Mr Heron said he sustained puncture wounds to a leg and arm in the attack.

At the time the professional crayfisherman was celebrating Father's Day by surfing his friend Craig Materna.

Mr Matena, who was riding a board near his friend when the shark attacked, said Mr Heron gave the great white several heavy punches.

"It knocked him off and then it bit his board and pulled him under. Jake was just punching the shark, I think in the gills."

The shark chomped on his surfboard, splitting it in two before resuming the attack. "He was just yelling out, 'Help, help'," Mr Matena said.

"He was lucky a large wave then came through and washed him to rocks. That's what saved him."

Mr Heron's two children, a six-year-old girl and a two-year-old boy, who were playing on the rocks nearby, looked on in horror as their father struggled with the big shark.

He ran up the beach, yelling and holding his leg as he struggled to his car.

Wrapping towels around his wounds, Mr Heron's friends took him to Tulka, a nearby town, where they met an ambulance.

Meanwhile, suggestions that Port Lincoln's burgeoning tuna farming industry were luring more sharks to the area have been dismissed by the Tuna Boat Association.

Association chairman Brian Jeffries said great whites had been in waters near Port Lincoln for 100 years, and yesterday's attack was the first since tuna farming began in the region more than a decade ago.

It was the second shark attack in South Australia within two weeks, and the third since December.
So just like 'Jaws', this news has seemingly spawned a sequel. As they said in the movie, cry shark and everybody does take notice. Are more Great White Sharks choosing to attack humans? Let's have a think.

Okay, sample size police says that shark attacks are going to be more likely as humans and Great White Sharks find common grounds of operation in greater occurrences.

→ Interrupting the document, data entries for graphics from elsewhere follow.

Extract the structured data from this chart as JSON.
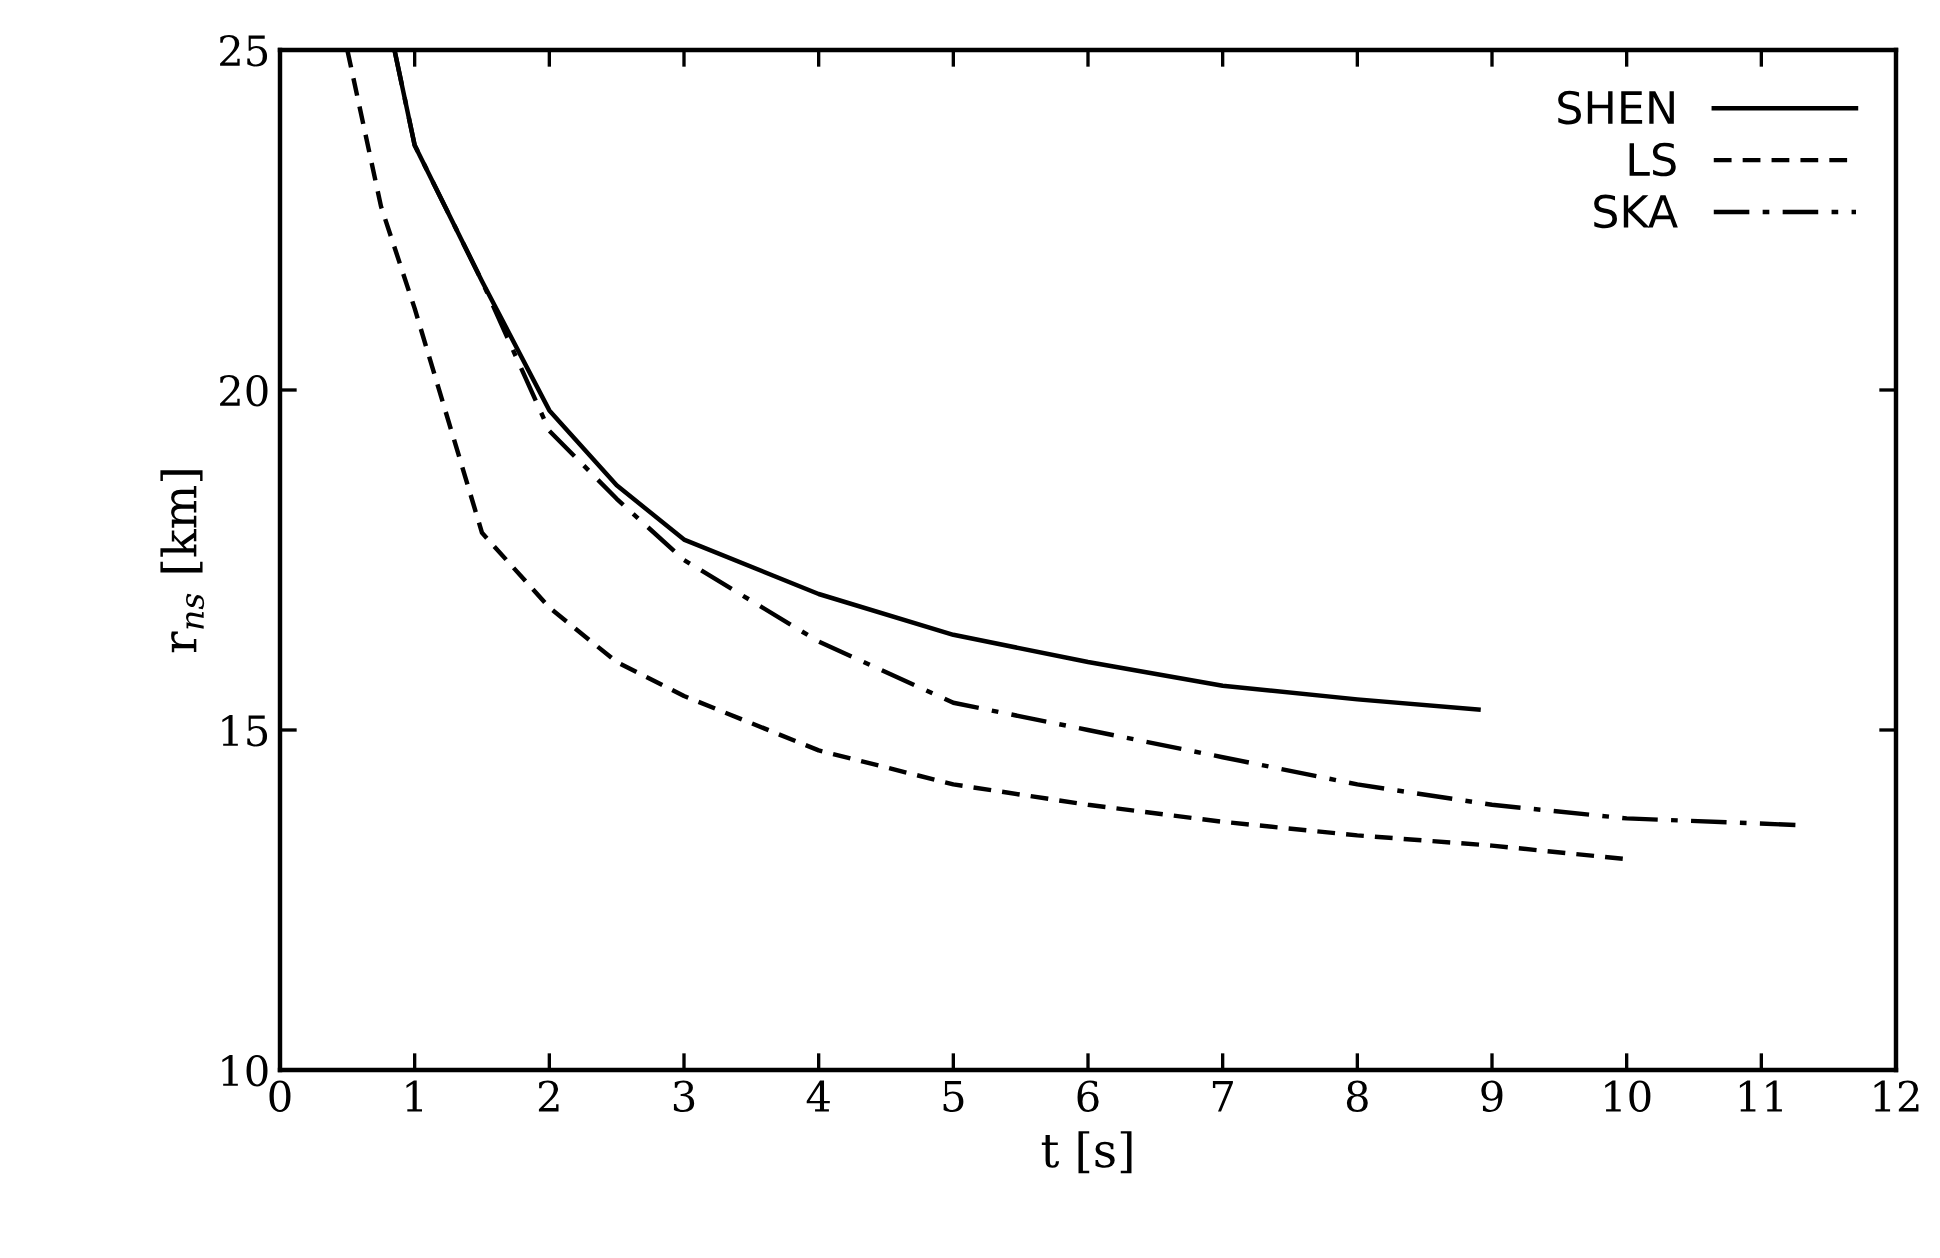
{
  "chart_data": {
    "type": "line",
    "xlabel": "t [s]",
    "ylabel": "r$_{ns}$ [km]",
    "xlim": [
      0,
      12
    ],
    "ylim": [
      10,
      25
    ],
    "xticks": [
      0,
      1,
      2,
      3,
      4,
      5,
      6,
      7,
      8,
      9,
      10,
      11,
      12
    ],
    "yticks": [
      10,
      15,
      20,
      25
    ],
    "grid": false,
    "legend": "top right",
    "marker": "none",
    "series": [
      {
        "name": "SHEN",
        "color": "#000000",
        "line_style": "solid",
        "x": [
          0.85,
          1,
          1.5,
          2,
          2.5,
          3,
          4,
          5,
          6,
          7,
          8,
          8.9
        ],
        "values": [
          25,
          23.6,
          21.6,
          19.7,
          18.6,
          17.8,
          17.0,
          16.4,
          16.0,
          15.65,
          15.45,
          15.3
        ]
      },
      {
        "name": "LS",
        "color": "#000000",
        "line_style": "dashed",
        "x": [
          0.5,
          0.75,
          1,
          1.5,
          2,
          2.5,
          3,
          4,
          5,
          6,
          7,
          8,
          9,
          10
        ],
        "values": [
          25,
          22.7,
          21.2,
          17.9,
          16.8,
          16.0,
          15.5,
          14.7,
          14.2,
          13.9,
          13.65,
          13.45,
          13.3,
          13.1
        ]
      },
      {
        "name": "SKA",
        "color": "#000000",
        "line_style": "dashdot",
        "x": [
          0.85,
          1,
          1.5,
          2,
          2.5,
          3,
          4,
          5,
          6,
          7,
          8,
          9,
          10,
          11.3
        ],
        "values": [
          25,
          23.6,
          21.6,
          19.4,
          18.4,
          17.5,
          16.3,
          15.4,
          15.0,
          14.6,
          14.2,
          13.9,
          13.7,
          13.6
        ]
      }
    ]
  }
}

So is there a growing trend here? I don't know. 2 attacks in 2 weeks may simply be statistical clustering. It's hard to say. Yet, if more people keep getting attacked by Great White Shark's it's likely somebody might want to do *something* about it.

Whatever the case, it seems to me swimming in the waters off the coast of SA is like asking to get bit. Do it enough times, something is going to have a bite at you.